Skydive garnered five nominations for Jessie Richardson Theatre Awards (including Outstanding Production and Critics Choice for Innovation) of which it captured three: for best direction, sound design, and the amazing aerial choreography that made a quadriplegic fly! Skydive was also acknowledged by the Canadian Institute for Theatre Technology, winning their 2007 Award of Technical Merit in recognition of the show’s complex technical functions.
Skydive has toured to the Belfry Festival in Victoria, Theatre Calgary, the Centaur Theatre in Montreal, the Arts Club Theatre in Vancouver (co-presented by the 2009 PuSh Festival) and the National Arts Centre in Ottawa as part of the Magnetic North Theatre Festival.
With over 90 performances to date, Skydive has already played to over 30,000 people in six Canadian cities and will continue to expand its reach as it conquers the national and international touring circuits.
The story of the play unfolds in the 30 seconds of a skydiving free-fall gone horribly wrong.
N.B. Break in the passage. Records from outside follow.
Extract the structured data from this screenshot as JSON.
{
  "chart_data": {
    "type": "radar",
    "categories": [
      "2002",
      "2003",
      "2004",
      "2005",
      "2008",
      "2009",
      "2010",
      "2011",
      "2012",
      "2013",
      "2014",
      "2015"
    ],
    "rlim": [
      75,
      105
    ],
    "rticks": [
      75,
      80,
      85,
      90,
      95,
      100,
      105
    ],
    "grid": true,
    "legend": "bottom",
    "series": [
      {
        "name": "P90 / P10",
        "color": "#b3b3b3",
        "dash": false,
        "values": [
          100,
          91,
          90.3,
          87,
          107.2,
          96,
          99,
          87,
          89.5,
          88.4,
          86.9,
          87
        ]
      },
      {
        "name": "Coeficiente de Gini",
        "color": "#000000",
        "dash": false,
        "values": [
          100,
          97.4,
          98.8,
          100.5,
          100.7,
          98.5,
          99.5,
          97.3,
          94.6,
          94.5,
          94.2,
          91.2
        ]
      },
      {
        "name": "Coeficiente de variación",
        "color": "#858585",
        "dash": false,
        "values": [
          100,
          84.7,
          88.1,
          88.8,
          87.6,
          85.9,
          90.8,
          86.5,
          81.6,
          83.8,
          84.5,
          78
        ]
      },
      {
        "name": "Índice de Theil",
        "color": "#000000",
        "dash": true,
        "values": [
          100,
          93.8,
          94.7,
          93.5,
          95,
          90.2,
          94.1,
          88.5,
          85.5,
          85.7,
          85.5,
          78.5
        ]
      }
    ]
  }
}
In the stretched out perception of time in a crisis, the story travels back to events leading up to their disastrous jump.
Morgan, a gregarious front-man for an ‘80s cover band, decides to help his reclusive brother Daniel escape his spiraling descent into fear-bound paralysis by introducing his newly invented (and perhaps ill-conceived) therapy technique that involves jumping from an airplane in order to face one’s fears.
But while coaching his brother in “Lucid Dreaming” as a means to build his confidence, Morgan unexpectedly opens a Pandora’s Box of childhood memories both comic and traumatic, which begin to reveal clues to their falling-out as adults, and perhaps the opportunity to finally close the widening gap between them.